JURO QUE PAGARÁS
Jorge Gomes da Silva

De forma voluntária, os cidadãos de classe média sobem a escada até ao patamar da ilusão. Degrau a degrau, eufóricos, conquistam as alturas embalados pela garantia de prosperidade eterna que se insinua nos principais indicadores. Sucesso, aumento salarial, promoção. Vida nova para os vencedores, aclamados como heróis pela plateia invejosa, acolhidos como iguais nos camarotes ou nos balcões. Lugar cativo no festival da ostentação.

Ao longo da subida, a ambição desmedida é o motor principal das mais celebradas realizações. Bons negócios para os patrões e outras vitórias pontuais, riqueza. Beleza de sonhos, impossíveis de concretizar, carro novo, roupa fina, bom colégio para a menina e uma casa mais bonita e descaradamente maior.

Bem vindos, senhoras e senhores, ao mundo fantástico do poder ter. Tudo o que se queira, crédito à maneira, facilidades de pagamento e oportunidades de investimento, só não tem quem não quiser. Privações, só para os outros, mais abaixo, os satisfeitos com o pouco, incapazes sociais.

Mas para si, só o melhor. Assine aqui por favor e oferecemos-lhe esta magnífica gravata fabricada na cordoaria, feita para durar uma vida em redor dos pescoços de excepção como o seu. Alivie o nó sempre que queira, ignore a ratoeira, acrescente um contrato com suaves prestações. Em frente é o caminho, amanhã logo se vê.

E a classe média avança, destemida, pelo palco da vida minado de tentações. Quero isto, quero aquilo, lágrimas de crocodilo nas traseiras dos globos oculares dos que preparam a rede para a retirarem depressa quando chega a hora de cair mais alguém. Ciclos da economia, inevitáveis como os gurus que os teorizam. Porém, enquanto a prancha desliza na crista da onda sinusoidal ninguém se preocupa com a rebentação. O surfista desprevenido mergulha nas águas gélidas do incumprimento e serve de alimento a uma seita implacável de tubarões. Nada se perde, nada se cria, tudo se transforma num pesadelo económico que o cidadão anónimo assume como consequência da ingénua esperança de escapar à sua posição na cadeia alimentar financeira. Bom proveito, senhor credor...

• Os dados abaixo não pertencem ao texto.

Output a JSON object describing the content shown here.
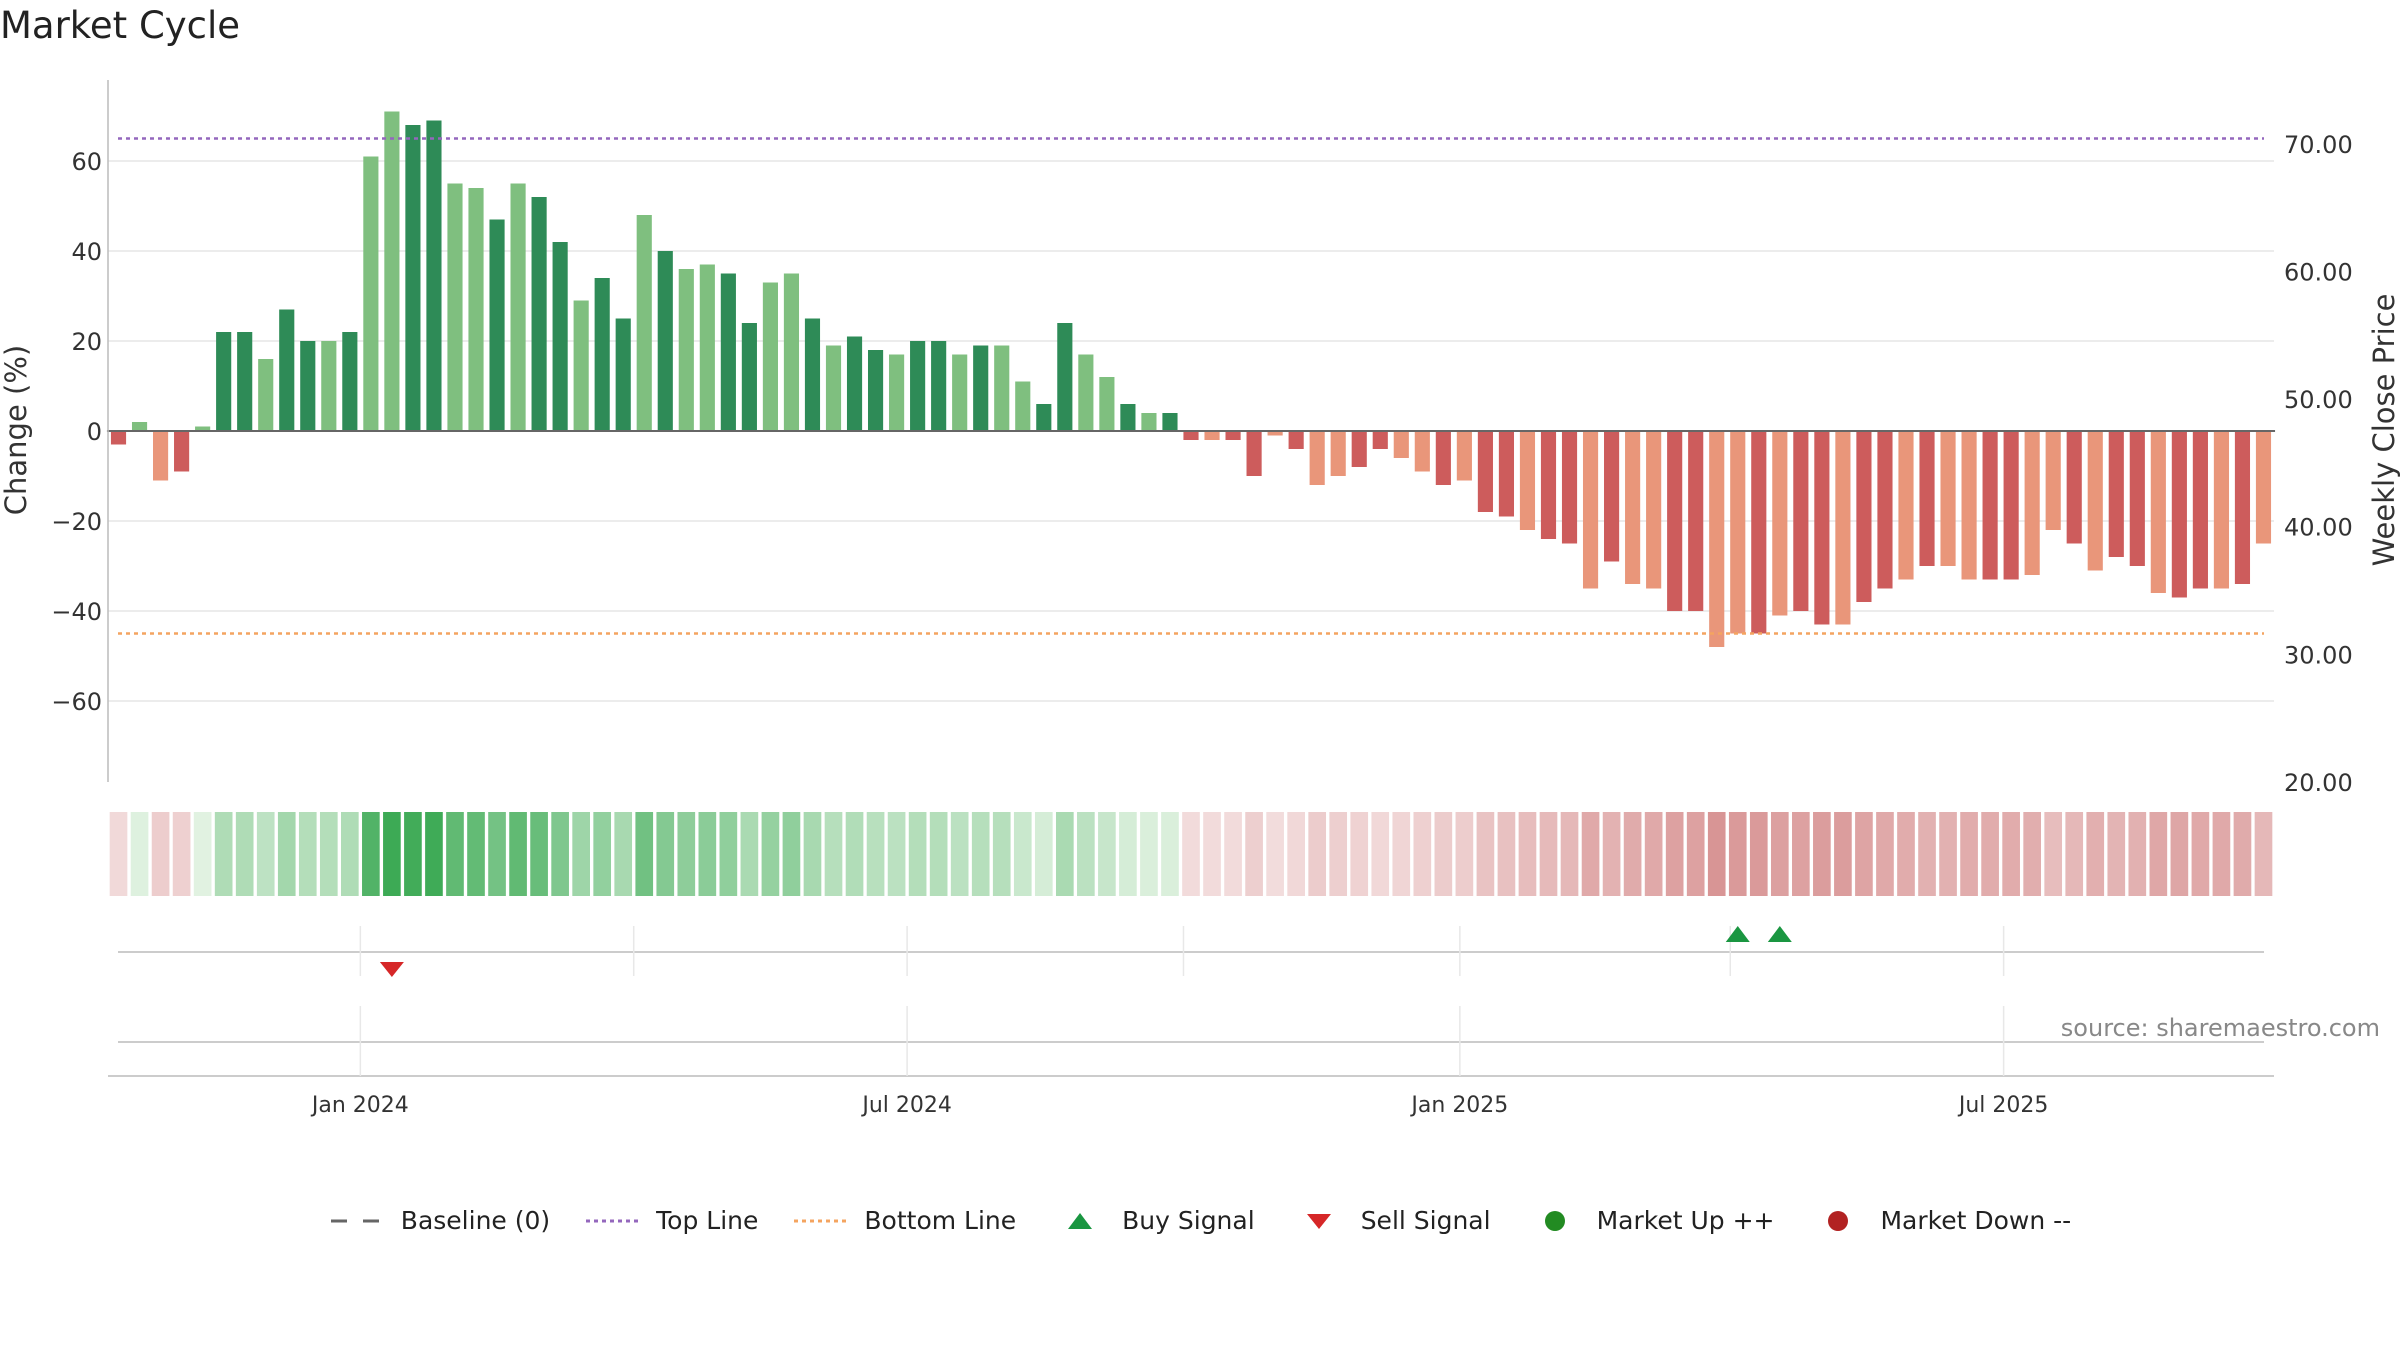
{
  "colors": {
    "up_strong": "#2e8b57",
    "up_light": "#7fbf7f",
    "down_strong": "#cd5c5c",
    "down_light": "#e9967a",
    "top_line": "#9467bd",
    "bottom_line": "#f4a460",
    "baseline": "#666666",
    "buy_signal": "#1a9641",
    "sell_signal": "#d62728",
    "market_up": "#228b22",
    "market_down": "#b22222",
    "grid": "#e6e6e6"
  },
  "chart_data": {
    "type": "bar",
    "title": "Market Cycle",
    "ylabel_left": "Change (%)",
    "ylabel_right": "Weekly Close Price",
    "ylim_left": [
      -78,
      78
    ],
    "yticks_left": [
      "60",
      "40",
      "20",
      "0",
      "−20",
      "−40",
      "−60"
    ],
    "yticks_left_values": [
      60,
      40,
      20,
      0,
      -20,
      -40,
      -60
    ],
    "yticks_right": [
      "70.00",
      "60.00",
      "50.00",
      "40.00",
      "30.00",
      "20.00"
    ],
    "yticks_right_values": [
      70,
      60,
      50,
      40,
      30,
      20
    ],
    "ylim_right": [
      20,
      75
    ],
    "top_line": 65,
    "bottom_line": -45,
    "baseline": 0,
    "x_start": "2023-10-09",
    "x_interval": "week",
    "x_tick_labels": [
      "Jan 2024",
      "Jul 2024",
      "Jan 2025",
      "Jul 2025"
    ],
    "x_tick_dates": [
      "2024-01-01",
      "2024-07-01",
      "2025-01-01",
      "2025-07-01"
    ],
    "values": [
      -3,
      2,
      -11,
      -9,
      1,
      22,
      22,
      16,
      27,
      20,
      20,
      22,
      61,
      71,
      68,
      69,
      55,
      54,
      47,
      55,
      52,
      42,
      29,
      34,
      25,
      48,
      40,
      36,
      37,
      35,
      24,
      33,
      35,
      25,
      19,
      21,
      18,
      17,
      20,
      20,
      17,
      19,
      19,
      11,
      6,
      24,
      17,
      12,
      6,
      4,
      4,
      -2,
      -2,
      -2,
      -10,
      -1,
      -4,
      -12,
      -10,
      -8,
      -4,
      -6,
      -9,
      -12,
      -11,
      -18,
      -19,
      -22,
      -24,
      -25,
      -35,
      -29,
      -34,
      -35,
      -40,
      -40,
      -48,
      -45,
      -45,
      -41,
      -40,
      -43,
      -43,
      -38,
      -35,
      -33,
      -30,
      -30,
      -33,
      -33,
      -33,
      -32,
      -22,
      -25,
      -31,
      -28,
      -30,
      -36,
      -37,
      -35,
      -35,
      -34,
      -25
    ],
    "buy_signals": [
      "2025-03-31",
      "2025-04-14"
    ],
    "sell_signals": [
      "2024-01-08"
    ],
    "legend": [
      {
        "label": "Baseline (0)",
        "symbol": "dash"
      },
      {
        "label": "Top Line",
        "symbol": "dotted-purple"
      },
      {
        "label": "Bottom Line",
        "symbol": "dotted-orange"
      },
      {
        "label": "Buy Signal",
        "symbol": "triangle-up"
      },
      {
        "label": "Sell Signal",
        "symbol": "triangle-down"
      },
      {
        "label": "Market Up ++",
        "symbol": "circle-green"
      },
      {
        "label": "Market Down --",
        "symbol": "circle-red"
      }
    ],
    "source": "source: sharemaestro.com"
  }
}
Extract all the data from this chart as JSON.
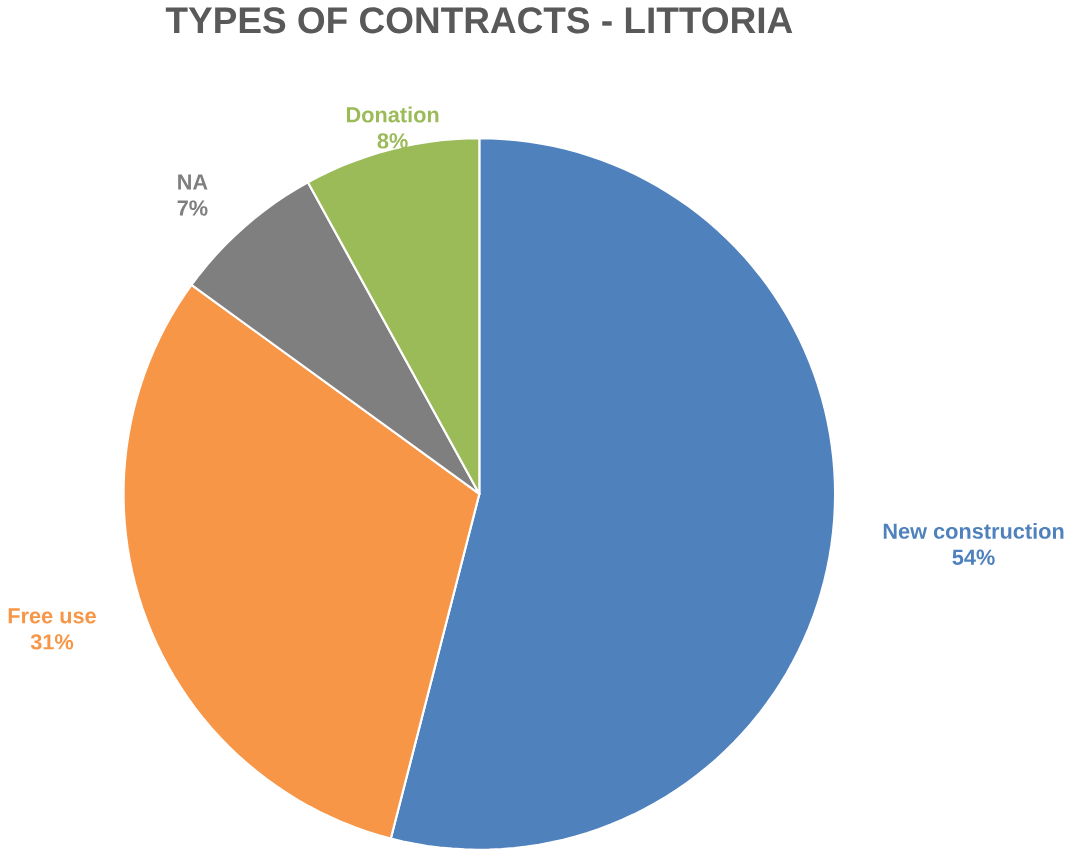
{
  "chart_data": {
    "type": "pie",
    "title": "TYPES OF CONTRACTS - LITTORIA",
    "categories": [
      "New construction",
      "Free use",
      "NA",
      "Donation"
    ],
    "values": [
      54,
      31,
      7,
      8
    ],
    "colors": [
      "#4f81bd",
      "#f79646",
      "#7f7f7f",
      "#9bbb59"
    ],
    "value_labels": [
      "54%",
      "31%",
      "7%",
      "8%"
    ]
  }
}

Mas a classe média insiste em avançar, esperançada, sobre os despojos dos eliminados pela crise anterior. Caminham, sorriso nos lábios, para o destino reservado à maioria dos sonhadores do mercado dito global. A verdade chega quando a vida abre o alçapão e a gravata de corda lhes abraça o pescoço como uma anaconda, até ao suspiro financeiro terminal. Puf, como um sonho pintado no interior de um balão na banda desenhada em que a sociedade se tornou. Lembra-se, caro insolvente potencial, de toda a papelada que lhe deram a assinar aquelas pessoas sorridentes que o encorajaram quando o seu processo de ascenção iniciou?

No bolso do carrasco, essas cópias autenticadas da sua autorização isentam de culpas qualquer executor. Imaculado o seu extermínio social, purificada a sua desapropriação. Tudo dentro do espírito da lei que aceitou por subscrição voluntária, temerária, e que agora os falsos amigos de outrora utilizam a seu desfavor sem um pingo de hesitação. É mesmo assim, dizem eles. São regras do jogo que todos aceitamos pela distinção de nos permitirem jogar, perder ou ganhar. Admissão reservada. 

E só joga quem quiser, ninguém é obrigado mas apenas convidado para participar nesta evidente batota onde a sorte se forja e o azar é demolidor.

Só questionam este sistema pernicioso os que lhe conhecem as reacções de homem atraiçoado, senhorio desrespeitado, odioso, a raiva controlada de uma máquina calibrada para tritutar sem apelo quem se desiluda nalguma conjuntura menos boa.

Oxalá nunca saiba como. Nunca entenderá porquê.